Tituba counters that Abigail begged her to conjure a deadly curse.
As they argue, psalm is sung in the room downstairs, Betty bolts upright and begins screaming. Parris runs back into the bedroom and various villagers arrive: the wealthy and influential Thomas and his wife, Ann Putnam, respected local woman Rebecca Nurse, and the Putnam's neighbor, farmer Giles Corey. Putnam is a bereaved parent seven times over; she blames witchcraft for her losses and Betty's ailment.
The villagers, who had not heard the argument, assume that the singing of a psalm by the villagers in a room below had caused Betty's screaming. Rebecca is rational and suggests a doctor be called instead. Putnam and Corey have been feuding over land ownership.
The village is rife with rumors of witchcraft and a crowd gathers outside Rev. Parris becomes concerned that the event will cause him to be removed from his position as the town's preacher.

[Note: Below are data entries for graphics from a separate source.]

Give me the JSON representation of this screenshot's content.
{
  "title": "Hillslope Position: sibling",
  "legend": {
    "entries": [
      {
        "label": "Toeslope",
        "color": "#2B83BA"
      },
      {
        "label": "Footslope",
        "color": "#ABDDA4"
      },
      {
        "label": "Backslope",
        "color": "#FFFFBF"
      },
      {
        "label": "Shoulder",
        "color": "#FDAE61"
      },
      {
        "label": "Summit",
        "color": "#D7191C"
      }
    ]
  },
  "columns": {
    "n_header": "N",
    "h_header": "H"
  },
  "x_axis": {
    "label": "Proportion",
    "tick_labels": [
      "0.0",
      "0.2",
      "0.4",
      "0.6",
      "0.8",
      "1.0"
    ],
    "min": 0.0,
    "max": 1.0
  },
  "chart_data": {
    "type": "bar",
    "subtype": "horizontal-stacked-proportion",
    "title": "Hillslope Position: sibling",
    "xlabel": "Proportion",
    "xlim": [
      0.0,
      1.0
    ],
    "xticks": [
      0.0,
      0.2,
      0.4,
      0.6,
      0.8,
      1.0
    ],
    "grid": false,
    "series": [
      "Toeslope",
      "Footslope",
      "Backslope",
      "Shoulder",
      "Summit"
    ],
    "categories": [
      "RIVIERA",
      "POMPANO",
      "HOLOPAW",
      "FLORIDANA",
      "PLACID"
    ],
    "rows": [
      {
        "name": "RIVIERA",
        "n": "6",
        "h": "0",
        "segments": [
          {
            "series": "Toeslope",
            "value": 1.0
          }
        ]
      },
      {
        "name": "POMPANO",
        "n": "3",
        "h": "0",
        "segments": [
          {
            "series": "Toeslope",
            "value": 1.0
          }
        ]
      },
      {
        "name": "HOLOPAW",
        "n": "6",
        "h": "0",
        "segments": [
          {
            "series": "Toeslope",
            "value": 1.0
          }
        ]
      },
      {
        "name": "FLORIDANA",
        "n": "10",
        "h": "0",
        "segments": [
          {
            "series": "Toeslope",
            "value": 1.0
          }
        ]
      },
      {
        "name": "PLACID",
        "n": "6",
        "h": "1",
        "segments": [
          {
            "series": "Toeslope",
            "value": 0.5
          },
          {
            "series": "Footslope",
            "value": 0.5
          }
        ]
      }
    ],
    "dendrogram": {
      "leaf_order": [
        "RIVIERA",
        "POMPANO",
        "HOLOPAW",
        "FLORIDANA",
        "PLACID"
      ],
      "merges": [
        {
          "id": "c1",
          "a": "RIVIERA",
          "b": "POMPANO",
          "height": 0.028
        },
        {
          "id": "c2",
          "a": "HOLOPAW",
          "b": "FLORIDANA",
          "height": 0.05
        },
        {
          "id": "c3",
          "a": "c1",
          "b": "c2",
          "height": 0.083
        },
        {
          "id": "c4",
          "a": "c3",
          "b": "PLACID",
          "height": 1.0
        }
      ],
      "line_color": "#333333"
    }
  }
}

He questions the girls' apparent ringleader, his niece Abigail Williams, whom Parris has been forced to adopt after her parents were brutally killed in King Philip's War.Miller wrote the play as an allegory for Mc Carthyism, when the United States government persecuted people accused of being communists.Miller was questioned by the House of Representatives' Committee on Un-American Activities in 1956 and convicted of contempt of Congress for refusing to identify others present at meetings he had attended.Parris threatens to whip Tituba to death if she does not confess to witchcraft.Tituba breaks down and falsely claims that the Devil is bewitching her and others in town.The narrator speculates that the lack of civil liberties, isolation from civilization, and lack of stability in the colony caused latent internal tensions which would contribute to the events depicted in the play.The remainder of Act One is set in the attic of local preacher Reverend Samuel Parris.Abigail still harbors feelings for John and believes they are reciprocated, but John denies this.Abigail angrily mocks John for denying his true feelings for her.The play was first performed at the Martin Beck Theatre on Broadway on January 22, 1953, starring E. Marshall, Beatrice Straight and Madeleine Sherwood. Miller felt that this production was too stylized and cold and the reviews for it were largely hostile (although The New York Times noted "a powerful play [in a] driving performance").The opening narration explains the context of Salem and the Puritan colonists of Massachusetts, which the narrator depicts as an isolated theocratic society in constant conflict with Native Americans.